Why should they need to write with a pen, on a piece of paper? The world we live in calls for technology skills and learning effective management of self and technology. Our pace of life is FAST. Our access to information is INSTANT. Our virtual connections with others are IMMEDIATE and CONSTANT. However, life does also call for people to be able to work in ways that aren’t always convenient or immediate. At times we need to be able to work slowly, to work hard, to struggle, to fail, to try again. We still need to be able to work alone. To think independently rather than interdependently. To have our own clear reasoning that doesn’t rely on validation from others before we proceed and try new ideas. Innovation and creativity are not born from doing what has always been done or what everyone else is doing as well.

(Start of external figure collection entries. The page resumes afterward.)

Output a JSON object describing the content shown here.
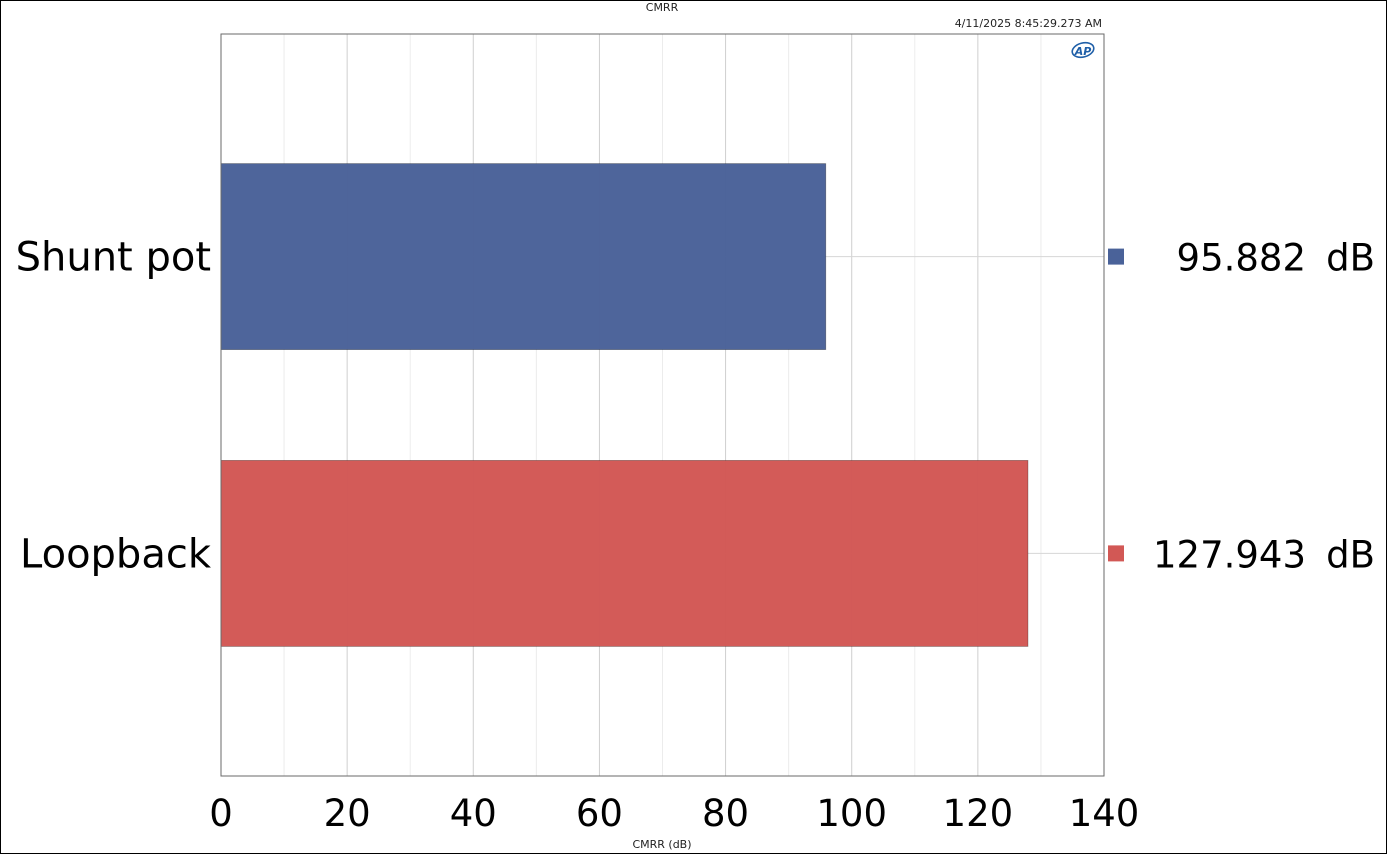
{
  "chart_data": {
    "type": "bar",
    "orientation": "horizontal",
    "title": "CMRR",
    "timestamp": "4/11/2025 8:45:29.273 AM",
    "xlabel": "CMRR (dB)",
    "ylabel": "",
    "xlim": [
      0,
      140
    ],
    "x_ticks": [
      "0",
      "20",
      "40",
      "60",
      "80",
      "100",
      "120",
      "140"
    ],
    "grid": true,
    "categories": [
      "Shunt pot",
      "Loopback"
    ],
    "values": [
      95.882,
      127.943
    ],
    "value_labels": [
      "95.882",
      "127.943"
    ],
    "unit": "dB",
    "colors": [
      "#4a6299",
      "#d25855"
    ],
    "legend_position": "right"
  },
  "logo": "AP"
}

With so many great tools out there ranging from the Google classroom platform for sharing documents and interactively discussing, creating, and critiquing, to Kahoot for interactive classroom quizzing, to Kami for annotating PDFs and sharing and interacting with others around a single piece of writing, and on and on, it is so easy to lose sight of the individual struggle. The choices are vast and with engagement being ever on our minds, the possibilities and benefits to be gained from an interactive learning environment are endless. As a teacher, the absence of physical paper in my life is at times too good to be true. Bags (at least two) are what it would take to carry home the piles of work that I would inevitably not get to during the week and need to wade through on the weekends. Now, I need one bag and my computer. I need fewer pens, using instead a headset with microphone for my voice feedback.

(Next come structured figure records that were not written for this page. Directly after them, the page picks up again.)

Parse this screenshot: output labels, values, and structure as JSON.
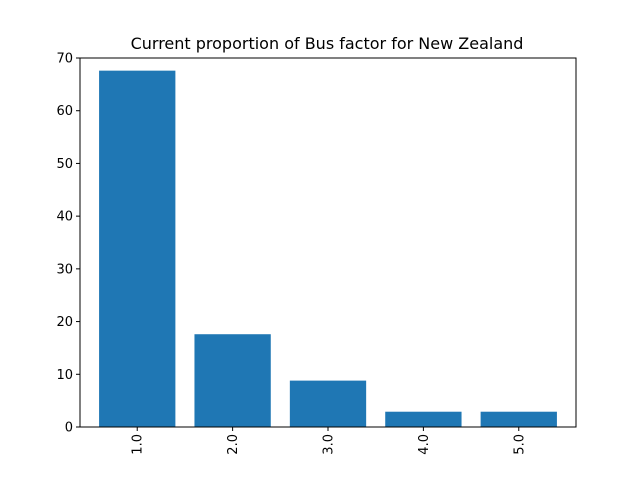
{
  "chart_data": {
    "type": "bar",
    "title": "Current proportion of Bus factor for New Zealand",
    "xlabel": "",
    "ylabel": "",
    "categories": [
      "1.0",
      "2.0",
      "3.0",
      "4.0",
      "5.0"
    ],
    "values": [
      67.6,
      17.6,
      8.8,
      2.9,
      2.9
    ],
    "ylim": [
      0,
      70
    ],
    "yticks": [
      0,
      10,
      20,
      30,
      40,
      50,
      60,
      70
    ],
    "grid": false,
    "legend": "none",
    "bar_color": "#1f77b4"
  }
}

Yet, how do we create balance? I still hand my students real books, with real post-it notes, for them to read and annotate with. It is a struggle for many as the books don’t make sounds, flash, or give status rankings or validations. They still need paper and pens for class, all of my students: AP and my younger or non-AP students as well. We physically write with a pen and paper, at least once a week. I ask for drafts, ideas, and for students to record their process in creating their work. The balance is not intended to cause hardship for me or the students (though they may try to argue otherwise) but rather to keep the tools sharpened. The acts of reading and writing are physical and to me, that physical interaction is part of what helps embed the knowledge. So my plea: Balance– teach the technology, use the amazing tools, but make time for the physical interaction of pen, paper, book, and mind.